Но откуда досужие пустомели выкопали такую нелепицу? Кто сочинил эту романическую легенду? Хотя людская молва часто из мухи делает слона, но должна быть какая-нибудь муха. Не пригрезилось же это кому-нибудь во сне?..
По прошествии некоторого времени, просто из любопытства, я стал доискиваться, не удастся ли мне поймать где-нибудь эту могильную муху, и действительно мне наконец удалось найти если не муху, так человека, который был «под мухой» в день похорон моего брата; от него-то и разнеслась эта нелепость.

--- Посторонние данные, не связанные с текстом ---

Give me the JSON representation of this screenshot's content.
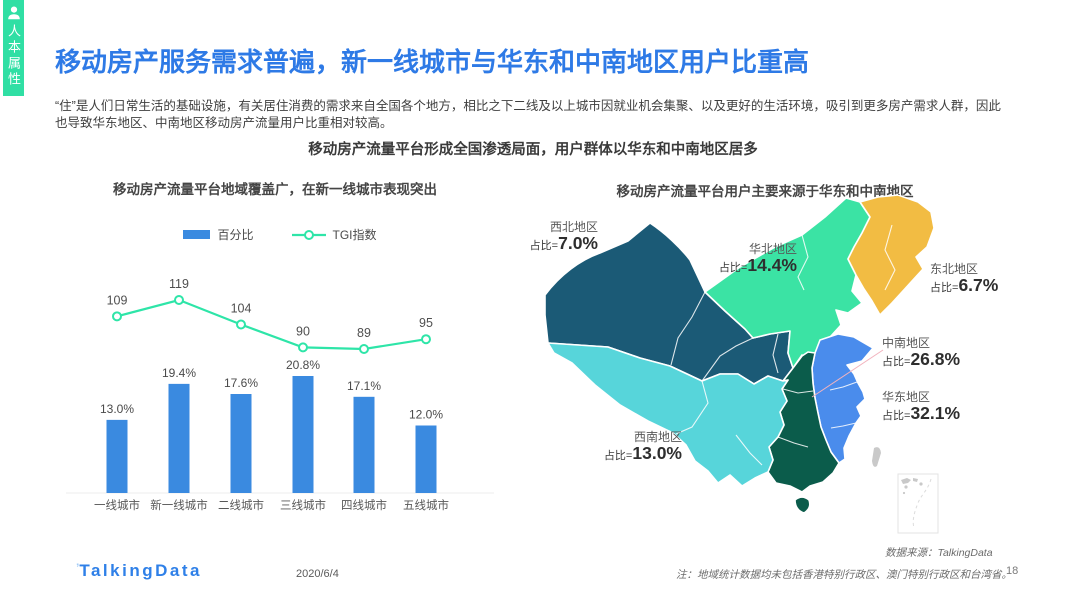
{
  "sidebar": {
    "label": "人本属性",
    "color": "#30DFA4"
  },
  "header": {
    "title": "移动房产服务需求普遍，新一线城市与华东和中南地区用户比重高",
    "paragraph": "“住”是人们日常生活的基础设施，有关居住消费的需求来自全国各个地方，相比之下二线及以上城市因就业机会集聚、以及更好的生活环境，吸引到更多房产需求人群，因此也导致华东地区、中南地区移动房产流量用户比重相对较高。",
    "subtitle": "移动房产流量平台形成全国渗透局面，用户群体以华东和中南地区居多"
  },
  "footer": {
    "logo": "TalkingData",
    "date": "2020/6/4",
    "page": "18"
  },
  "colors": {
    "title_blue": "#2E7AE6",
    "bar_blue": "#3A8AE0",
    "tgi_teal": "#2EE5A8"
  },
  "chart_data": [
    {
      "type": "bar",
      "title": "移动房产流量平台地域覆盖广，在新一线城市表现突出",
      "categories": [
        "一线城市",
        "新一线城市",
        "二线城市",
        "三线城市",
        "四线城市",
        "五线城市"
      ],
      "series": [
        {
          "name": "百分比",
          "type": "bar",
          "unit": "%",
          "color": "#3A8AE0",
          "values": [
            13.0,
            19.4,
            17.6,
            20.8,
            17.1,
            12.0
          ]
        },
        {
          "name": "TGI指数",
          "type": "line",
          "color": "#2EE5A8",
          "values": [
            109,
            119,
            104,
            90,
            89,
            95
          ]
        }
      ],
      "legend_position": "top",
      "grid": false,
      "value_labels": true
    },
    {
      "type": "map",
      "title": "移动房产流量平台用户主要来源于华东和中南地区",
      "value_prefix": "占比=",
      "regions": [
        {
          "name": "西北地区",
          "share": "7.0%",
          "color": "#1B5A76"
        },
        {
          "name": "华北地区",
          "share": "14.4%",
          "color": "#3BE3A4"
        },
        {
          "name": "东北地区",
          "share": "6.7%",
          "color": "#F2BC43"
        },
        {
          "name": "中南地区",
          "share": "26.8%",
          "color": "#0B5C4B"
        },
        {
          "name": "华东地区",
          "share": "32.1%",
          "color": "#4A8CEC"
        },
        {
          "name": "西南地区",
          "share": "13.0%",
          "color": "#57D5DA"
        }
      ],
      "source": "数据来源：TalkingData",
      "note": "注：地域统计数据均未包括香港特别行政区、澳门特别行政区和台湾省。"
    }
  ]
}
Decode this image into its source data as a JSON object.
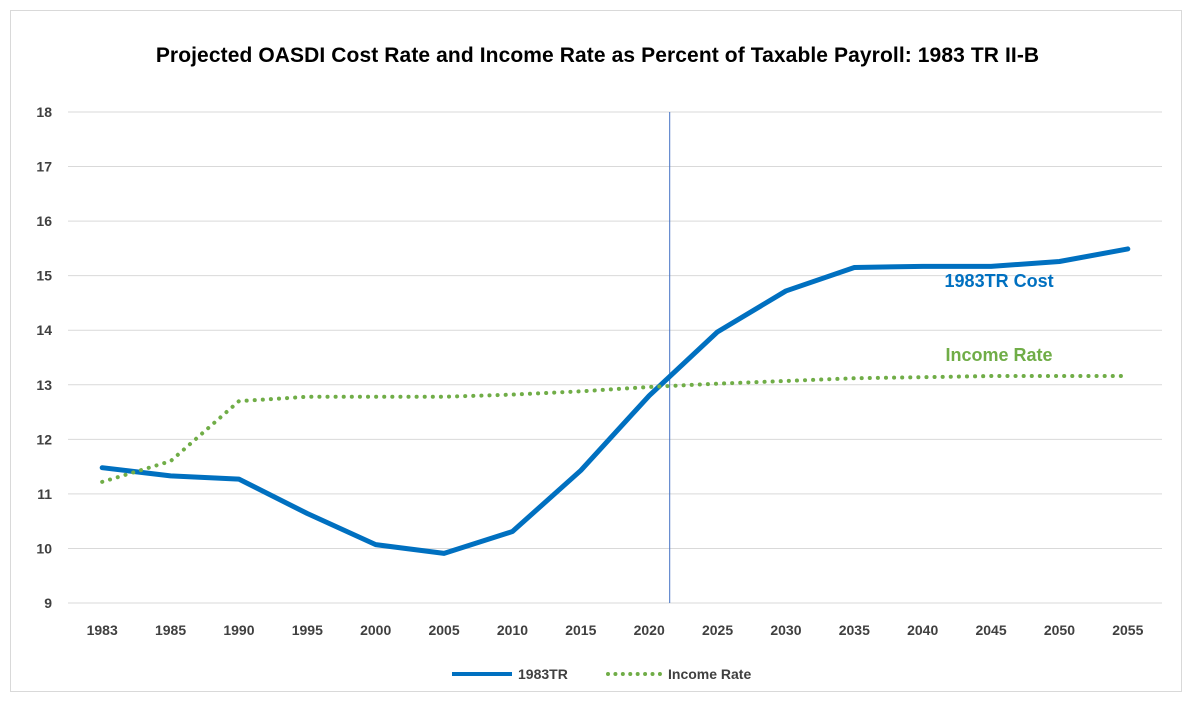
{
  "chart_data": {
    "type": "line",
    "title": "Projected OASDI Cost Rate and Income Rate as Percent of Taxable Payroll:  1983 TR  II-B",
    "xlabel": "",
    "ylabel": "",
    "categories": [
      "1983",
      "1985",
      "1990",
      "1995",
      "2000",
      "2005",
      "2010",
      "2015",
      "2020",
      "2025",
      "2030",
      "2035",
      "2040",
      "2045",
      "2050",
      "2055"
    ],
    "ylim": [
      9,
      18
    ],
    "yticks": [
      9,
      10,
      11,
      12,
      13,
      14,
      15,
      16,
      17,
      18
    ],
    "grid": true,
    "legend_position": "bottom",
    "series": [
      {
        "name": "1983TR",
        "style": "solid",
        "color": "#0070c0",
        "values": [
          11.48,
          11.33,
          11.27,
          10.64,
          10.07,
          9.91,
          10.31,
          11.43,
          12.8,
          13.97,
          14.72,
          15.15,
          15.17,
          15.17,
          15.26,
          15.49
        ]
      },
      {
        "name": "Income Rate",
        "style": "dotted",
        "color": "#70ad47",
        "values": [
          11.22,
          11.6,
          12.7,
          12.78,
          12.78,
          12.78,
          12.82,
          12.88,
          12.96,
          13.02,
          13.07,
          13.12,
          13.14,
          13.16,
          13.16,
          13.16
        ]
      }
    ],
    "annotations": [
      {
        "text": "1983TR Cost",
        "color": "#0070c0",
        "anchor_category": "2045",
        "anchor_value": 14.9
      },
      {
        "text": "Income Rate",
        "color": "#70ad47",
        "anchor_category": "2045",
        "anchor_value": 13.55
      }
    ],
    "vertical_marker": {
      "between": [
        "2020",
        "2025"
      ],
      "fraction": 0.3,
      "color": "#4472c4"
    }
  },
  "legend": {
    "items": [
      {
        "label": "1983TR",
        "style": "solid"
      },
      {
        "label": "Income Rate",
        "style": "dotted"
      }
    ]
  }
}
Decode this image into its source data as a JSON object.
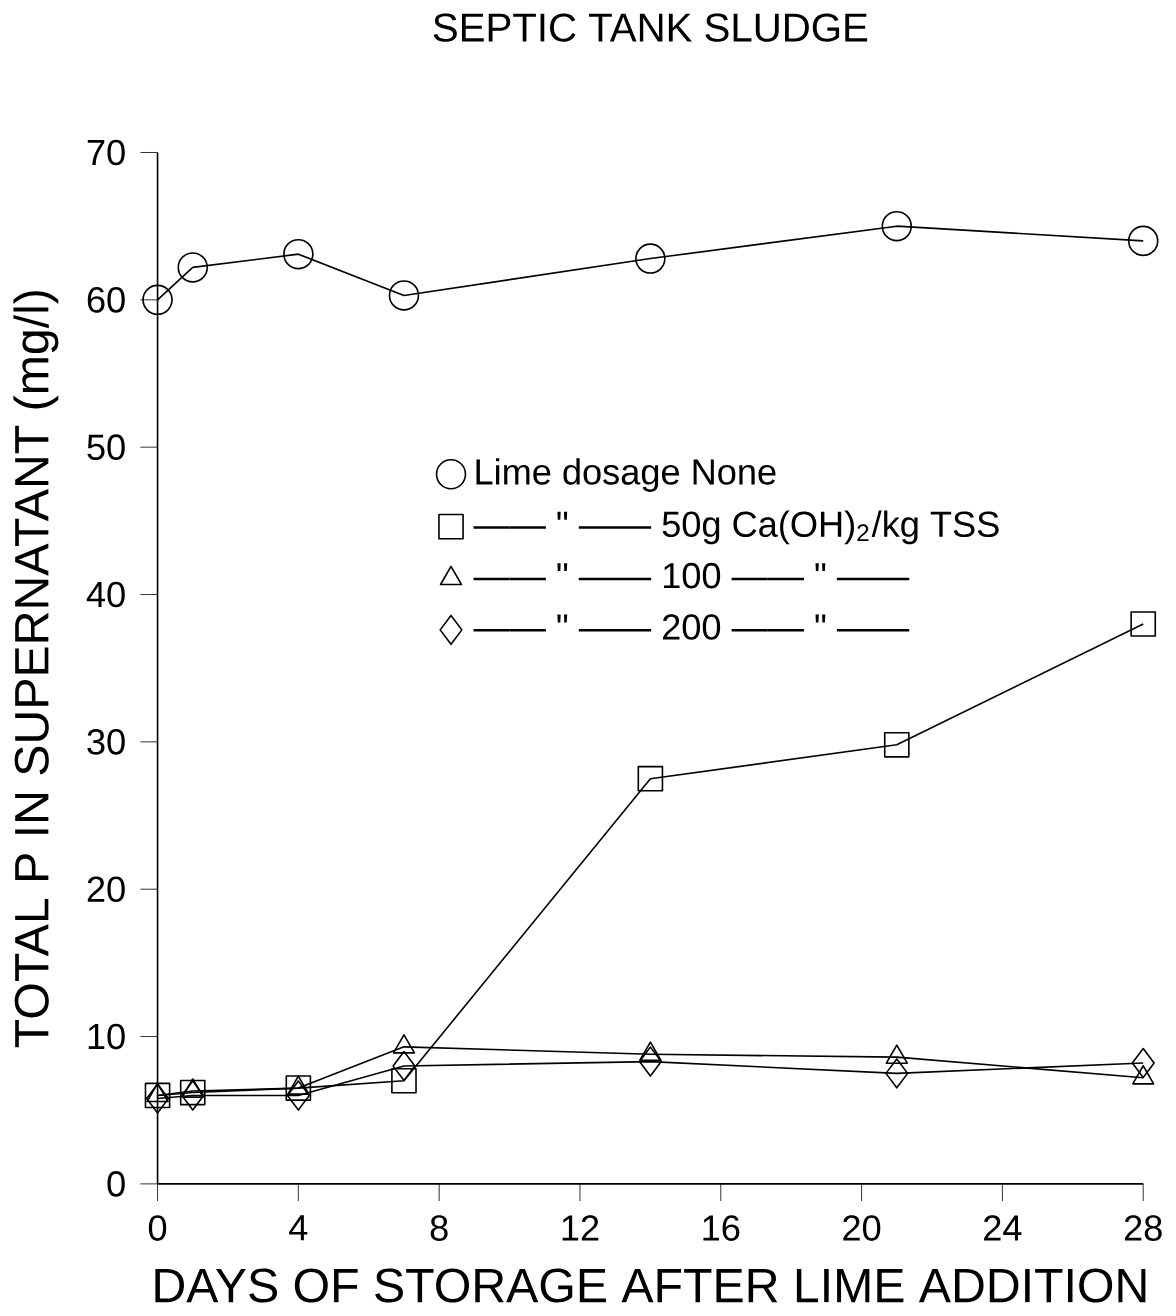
{
  "chart_data": {
    "type": "line",
    "title": "SEPTIC TANK SLUDGE",
    "xlabel": "DAYS OF STORAGE AFTER LIME ADDITION",
    "ylabel": "TOTAL P IN SUPERNATANT (mg/l)",
    "x": [
      0,
      1,
      4,
      7,
      14,
      21,
      28
    ],
    "series": [
      {
        "name": "Lime dosage  None",
        "color": "#000000",
        "marker": "circle",
        "values": [
          60,
          62.2,
          63.1,
          60.3,
          62.8,
          65.0,
          64.0
        ]
      },
      {
        "name": "—— \" ——   50g Ca(OH)$_{2}$/kg TSS",
        "color": "#000000",
        "marker": "square",
        "values": [
          6,
          6.2,
          6.5,
          7,
          27.5,
          29.8,
          38
        ]
      },
      {
        "name": "—— \" ——   100 —— \" ——",
        "color": "#000000",
        "marker": "triangle",
        "values": [
          6,
          6.3,
          6.5,
          9.3,
          8.8,
          8.6,
          7.2
        ]
      },
      {
        "name": "—— \" ——   200 —— \" ——",
        "color": "#000000",
        "marker": "diamond",
        "values": [
          5.8,
          6,
          6,
          8,
          8.3,
          7.5,
          8.2
        ]
      }
    ],
    "xlim": [
      0,
      28
    ],
    "ylim": [
      0,
      70
    ],
    "xticks": [
      0,
      4,
      8,
      12,
      16,
      20,
      24,
      28
    ],
    "yticks": [
      0,
      10,
      20,
      30,
      40,
      50,
      60,
      70
    ],
    "grid": false,
    "legend": "right",
    "line_style": "solid"
  }
}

Вот что я узнал от одного из бывших кладбищенских сторожей. Когда все уже почти удалились с кладбища, некоторые из особенно страстных поклонников моего брата оставались там помянуть его до глубоких сумерек. Это были люди купеческого звания; между ними первенствовал купец Николай Герасимович Дмитриев, торговавший тогда в Милютиных лавках под № 9, куда зачастую покойный брат мой заходил есть устрицы[73]. Этот Дмитриев привез с собою полную корзину закусок и чуть ли не целый ящик вина.
Известно, что русский человек пьет и с радости и с горя; с последнего всегда еще сильнее. И тут, над свежею могилой, лились и слезы, и вино вперемешку. На этих поминках Дмитриев и его товарищи припоминали и трагедии, и драмы, в которых покойник приводил их в восторг, и горевали об утрате, понесенной ими в лице любимого артиста. И, конечно, их грусть была искренней, потому что им не перед кем было играть комедию, как зачастую на похоронах разыгрывают наследники богатых купцов: дедушек, дядюшек и даже родителей. Свидетелями этих поминок были только кладбищенские сторожа, которых они угостили до положения риз. Наконец поминальщики вспомнили, что пора им с места вечного покоя отправиться на покой восвояси.
Хотя выпито было достаточно, но запас был так велик, что осталось несколько бутылок шампанского. Тут Дмитриев велел подать остальное вино и, утирая слезы, вскричал:
– Дай Бог тебе царство небесное, голубчик Василий Андреевич! А вот как мы все любили и уважали! – и при этих словах, отбив горлышки у бутылок, вылил всё вино на его могилу[74].
Да не осудят мои почтенные читатели эту эксцентрическую выходку добродушного купца. Всякий по-своему изливает свои чувства! В последний раз пропели они «вечную память» усопшему и разъехались по домам. Сторожа также разбрелись по своим местам; но один из них, который, вероятно, от обильного угощения не мог сойти с места, прилег на церковной лестнице, находившейся рядом с могилой моего брата, и заснул тут мертвым сном. В полночь этот бедняга, конечно, прозяб… проснулся и не мог понять, что с ним тут случилось; начал припоминать вчерашние похороны, и в полупьяном его воображении начали представляться фантастические картины: этот необыкновенной величины гроб, никогда не бывалое огромное стечение народа… Перед его глазами возвышалась могильная насыпь, тоже необыкновенной величины. Всё это нагнало на него такого туману, что он просто ошалел, долго не мог прийти в себя, и вдруг ему послышался стон из могилы! Беднягу затрясла лихорадка. он кое-как приподнялся, подошел к могиле поближе – и стон повторился. Тогда сторож со всех ног побежал к священнику, переполошил весь дом; кричал, что у них на кладбище случилось несчастье: похоронили живого человека!!!
Священника разбудили; он с первых слов увидал, что сторож мертвецки пьян и порет горячку, и велел его вытолкать в шею! Но слуга священника из любопытства пошел вместе со сторожем на могилу. Как ни слушал он, как ни прикладывал ухо к земле, конечно, ничего не было слышно.
– Ну значит, опоздали! – вздохнув, сказал пьяница. – Таперича, значит, помер взаправду.
– Погоди, задаст тебе батюшка завтра трезвону, что ты спьяна его потревожил, – сказал слуга и пошел домой.
Наутро, конечно, сторож проспался, и священник начал его бранить за вчерашнюю передрягу. Но тот, чтобы оправдать себя перед начальством, божился и клялся, что не был пьян и действительно слышал стон покойника, и после повторял то же всем. И так, вопреки пословице, что у пьяного было на уме, то у трезвого осталось на языке.
Беспрерывные расспросы об этой нелепой истории наконец мне до смерти надоели, и когда некоторые из моих знакомых меня спрашивали: «Правда ли, что ваш брат в гробу перевернулся?», я им отвечал: «Помилуйте, господа, как же ему не перевернуться в гробу, когда лучшие его роли теперь только ленивый не играет!»